Enabling cross-domain calls for Silverlight apps on self-hosted web services

In order for a Silverlight (or Flash) app coming from one domain to be able to consume data from services in a different domain, the service must "allow" the app to do so by providing a policy file which grants access (to prevent all sorts of cross-site scripting attacks). This policy file must be located in the root of the "domain" (hostname + port), so if your service is located at https://my.service.com:8000/Service/CoolService.svc/Endpoint, the policy file must be located at https://my.service.com:8000/ClientAccessPolicy.xml (or https://my.service.com:8000/crossdomain.xml in case of the Flash format). That's fairly easy to do on a IIS-hosted service (simply put the static policy file in the root of the web), but for self-hosted apps it isn't as simple (there's no "root" of the web).
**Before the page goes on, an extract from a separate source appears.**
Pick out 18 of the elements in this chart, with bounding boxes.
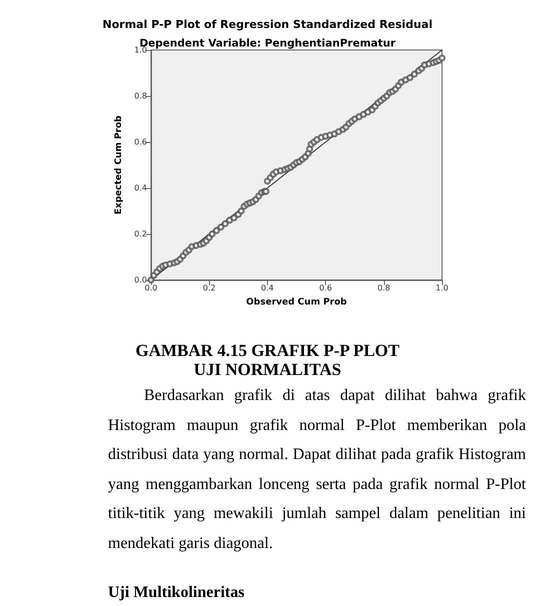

To solve this problem for self-hosted WCF services, you can use the web programming model support fairly easily. Basically, you'd define the base address at the root of the domain, and have a web endpoint at the "" address. All the "real" service endpoints would then be in different addresses. The example below shows it in action:

[update (2010/07/24) : if your self-hosted service uses the TCP binding (new in SL4), you can look at the solution at my new post at https://blogs.msdn.com/b/carlosfigueira/archive/2010/07/25/enabling-cross-domain-calls-for-sl-apps-on-self-hosted-tcp-services.aspx]

A complete VS solution with a SL application and the self-hosted service can be found at the MSDN Code Gallery at https://code.msdn.microsoft.com/Accessing-self-hosted-WCF-7872c931. The code for the service itself is listed below.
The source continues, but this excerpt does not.